Was there an experience from earlier in your career that was foundational for you and set you on the path to creating TBD Studio?
I've been fortunate to have worked in several different rural communities throughout my career.
In 2006 I went down to Louisiana after Hurricane Katrina and volunteered. The experience fundamentally changed my understanding of this country. I had trouble reconciling what I was seeing with the wealth and power of the U.S. Even four or five months after the storm, people were living in horrific, unsafe conditions.
After a particularly long day of work I sat down under a tree and promised myself that I would use the opportunity I was afforded, and my skills as an architect, to help right the rampant inequity that the storm exposed.
That took me to Biloxi, MS, during graduate school, where I helped create a “study abroad” program to work there and other rural areas around the Gulf Coast to help rethink and rebuild disaster-affected homes.
Later on in my career I worked in Brownsville, TX, along the border of the U.S. and Mexico. There I had an amazing opportunity to work with very hard working, smart, effective, community developers and organizers. Communities along the border are facing a lot of challenges, health issues, concentrated poverty, and racism. On the flipside, there is so much opportunity to bring creative solutions to these problems, and as architects we’re trained to do just that.
I'm now back in D.C. where I grew up, and still getting to work on many of the same issues, locally within our city, regionally in places like WV and of course nationally on programs like the Citizens’ Institute on Rural Design.
How about you, Zain. As a designer, what most inspires you about working with To Be Done Studio?
Zain: What draws me to the work of TBD, beyond the design and architectural work we do, is the relationship we have to people and society at large. Our practice takes a stand and takes action more widely, and I think more diversely, than some practices tend to. It positions us to be able to pursue more interesting and diverse means of engagement with our local community.

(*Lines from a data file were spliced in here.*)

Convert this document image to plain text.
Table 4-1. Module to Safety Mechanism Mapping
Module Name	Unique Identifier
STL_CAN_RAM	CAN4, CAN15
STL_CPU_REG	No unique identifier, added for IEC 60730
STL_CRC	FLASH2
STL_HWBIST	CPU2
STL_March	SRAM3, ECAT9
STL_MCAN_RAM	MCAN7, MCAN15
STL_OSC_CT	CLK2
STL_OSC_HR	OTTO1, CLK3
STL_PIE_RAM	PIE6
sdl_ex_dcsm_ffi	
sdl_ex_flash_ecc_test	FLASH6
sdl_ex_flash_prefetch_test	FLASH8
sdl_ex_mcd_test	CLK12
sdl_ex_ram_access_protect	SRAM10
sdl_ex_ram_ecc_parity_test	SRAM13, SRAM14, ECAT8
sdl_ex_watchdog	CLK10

A good example is the Ballis project, on which we worked with HAC and local photographers to document the work of rural housing developers. The project engages photographers outside of the architecture world, and is useful as a means for advocacy and retrospection. Using creative media such as documentary photography creates a conversation with the built environment, policy, and even journalism.
Those are all areas that touch each other, but syncing them together is what our practice aims to do now and in the future. We want to create works that go beyond who or what everyone is thinking about.

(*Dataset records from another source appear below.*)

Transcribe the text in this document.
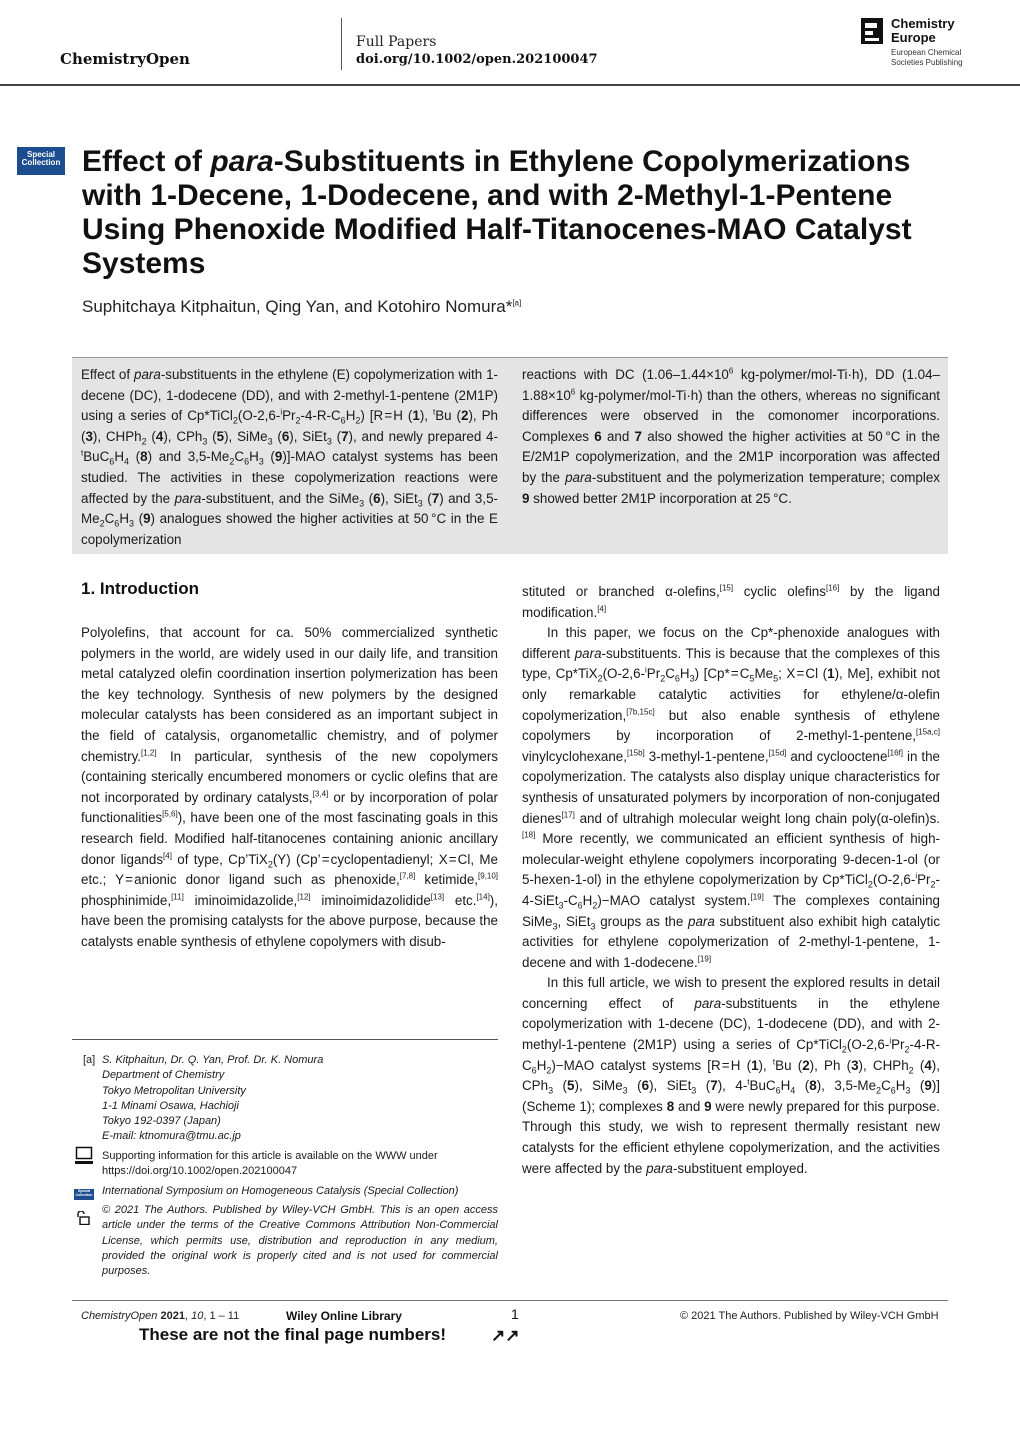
ChemistryOpen
Full Papers
doi.org/10.1002/open.202100047
Chemistry
Europe
European Chemical
Societies Publishing
Special
Collection Effect of para-Substituents in Ethylene Copolymerizations with 1-Decene, 1-Dodecene, and with 2-Methyl-1-Pentene Using Phenoxide Modified Half-Titanocenes-MAO Catalyst Systems
Suphitchaya Kitphaitun, Qing Yan, and Kotohiro Nomura*[a]
Effect of para-substituents in the ethylene (E) copolymerization with 1-decene (DC), 1-dodecene (DD), and with 2-methyl-1-pentene (2M1P) using a series of $Cp*TiCl_2(O-2,6-^iPr_2-4-R-C_6H_2)$ [R = H (1), $^t$Bu (2), Ph (3), CHPh$_2$ (4), CPh$_3$ (5), SiMe$_3$ (6), SiEt$_3$ (7), and newly prepared $4-^tBuC_6H_4$ (8) and $3,5-Me_2C_6H_3$ (9)]-MAO catalyst systems has been studied. The activities in these copolymerization reactions were affected by the para-substituent, and the SiMe$_3$ (6), SiEt$_3$ (7) and $3,5-Me_2C_6H_3$ (9) analogues showed the higher activities at 50 °C in the E copolymerization
reactions with DC ($1.06-1.44\times 10^6$ kg-polymer/mol-Ti·h), DD ($1.04-1.88\times 10^6$ kg-polymer/mol-Ti·h) than the others, whereas no significant differences were observed in the comonomer incorporations. Complexes 6 and 7 also showed the higher activities at 50 °C in the E/2M1P copolymerization, and the 2M1P incorporation was affected by the para-substituent and the polymerization temperature; complex 9 showed better 2M1P incorporation at 25 °C.
1. Introduction

Polyolefins, that account for ca. 50% commercialized synthetic polymers in the world, are widely used in our daily life, and transition metal catalyzed olefin coordination insertion polymerization has been the key technology. Synthesis of new polymers by the designed molecular catalysts has been considered as an important subject in the field of catalysis, organometallic chemistry, and of polymer chemistry.[1,2] In particular, synthesis of the new copolymers (containing sterically encumbered monomers or cyclic olefins that are not incorporated by ordinary catalysts,[3,4] or by incorporation of polar functionalities[5,6]), have been one of the most fascinating goals in this research field. Modified half-titanocenes containing anionic ancillary donor ligands[4] of type, Cp’TiX$_2$(Y) (Cp’ = cyclopentadienyl; X = Cl, Me etc.; Y = anionic donor ligand such as phenoxide,[7,8] ketimide,[9,10] phosphinimide,[11] iminoimidazolide,[12] iminoimidazolidide[13] etc.[14]), have been the promising catalysts for the above purpose, because the catalysts enable synthesis of ethylene copolymers with disub-

stituted or branched α-olefins,[15] cyclic olefins[16] by the ligand modification.[4]

In this paper, we focus on the Cp*-phenoxide analogues with different para-substituents. This is because that the complexes of this type, $Cp*TiX_2(O-2,6-^iPr_2C_6H_3)$ [Cp* = $C_5Me_5$; X = Cl (1), Me], exhibit not only remarkable catalytic activities for ethylene/α-olefin copolymerization,[7b,15c] but also enable synthesis of ethylene copolymers by incorporation of 2-methyl-1-pentene,[15a,c] vinylcyclohexane,[15b] 3-methyl-1-pentene,[15d] and cyclooctene[16f] in the copolymerization. The catalysts also display unique characteristics for synthesis of unsaturated polymers by incorporation of non-conjugated dienes[17] and of ultrahigh molecular weight long chain poly(α-olefin)s.[18] More recently, we communicated an efficient synthesis of high-molecular-weight ethylene copolymers incorporating 9-decen-1-ol (or 5-hexen-1-ol) in the ethylene copolymerization by $Cp*TiCl_2(O-2,6-^iPr_2-4-SiEt_3-C_6H_2)-MAO$ catalyst system.[19] The complexes containing SiMe$_3$, SiEt$_3$ groups as the para substituent also exhibit high catalytic activities for ethylene copolymerization of 2-methyl-1-pentene, 1-decene and with 1-dodecene.[19]

In this full article, we wish to present the explored results in detail concerning effect of para-substituents in the ethylene copolymerization with 1-decene (DC), 1-dodecene (DD), and with 2-methyl-1-pentene (2M1P) using a series of $Cp*TiCl_2(O-2,6-^iPr_2-4-R-C_6H_2)-MAO$ catalyst systems [R = H (1), $^t$Bu (2), Ph (3), CHPh$_2$ (4), CPh$_3$ (5), SiMe$_3$ (6), SiEt$_3$ (7), $4-^tBuC_6H_4$ (8), $3,5-Me_2C_6H_3$ (9)] (Scheme 1); complexes 8 and 9 were newly prepared for this purpose. Through this study, we wish to represent thermally resistant new catalysts for the efficient ethylene copolymerization, and the activities were affected by the para-substituent employed.

[a] S. Kitphaitun, Dr. Q. Yan, Prof. Dr. K. Nomura
Department of Chemistry
Tokyo Metropolitan University
1-1 Minami Osawa, Hachioji
Tokyo 192-0397 (Japan)
E-mail: ktnomura@tmu.ac.jp
Supporting information for this article is available on the WWW under
https://doi.org/10.1002/open.202100047
Special
Collection International Symposium on Homogeneous Catalysis (Special Collection)
© 2021 The Authors. Published by Wiley-VCH GmbH. This is an open access article under the terms of the Creative Commons Attribution Non-Commercial License, which permits use, distribution and reproduction in any medium, provided the original work is properly cited and is not used for commercial purposes.
ChemistryOpen 2021, 10, 1 – 11	Wiley Online Library	1	© 2021 The Authors. Published by Wiley-VCH GmbH
These are not the final page numbers!	↗↗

Besides CIRD, what's next? What are you guys working on at To Be Done Studio?
Our current work really runs the gamut: we are designing solutions to food insecurity in rural Arkansas with a nonprofit called Communities Unlimited that offers technical assistance to rural entrepreneurs. We are designing and building art installations at the Kenilworth Park & Aquatic Gardens in Washington, D.C. to better connect the park to the surrounding neighborhood. We have partnered with Empower DC, a local community organizer, to facilitate design discussions on repurposing the condemned Crummell School in Ivy City (a D.C. neighborhood) into a Community Center, and doing some pro-bono work with Rock Creek Park Conservancy to help rebuild a historic structure in the area. We are also in the midst of wrapping up a project with Good Success, a historic Black church in D.C., where we are designing a new building to house their community support activities, food bank and cafe. If that weren't enough...pretty soon here we are delivering some custom furniture elements we've designed and built for DC Central Kitchen’s new cafe at the Martin Luther King Junior Memorial Library downtown, so stay tuned for that!
Things are busy right now, but to us it’s a sign that there is a need for the work we are doing now more than ever...so...onward!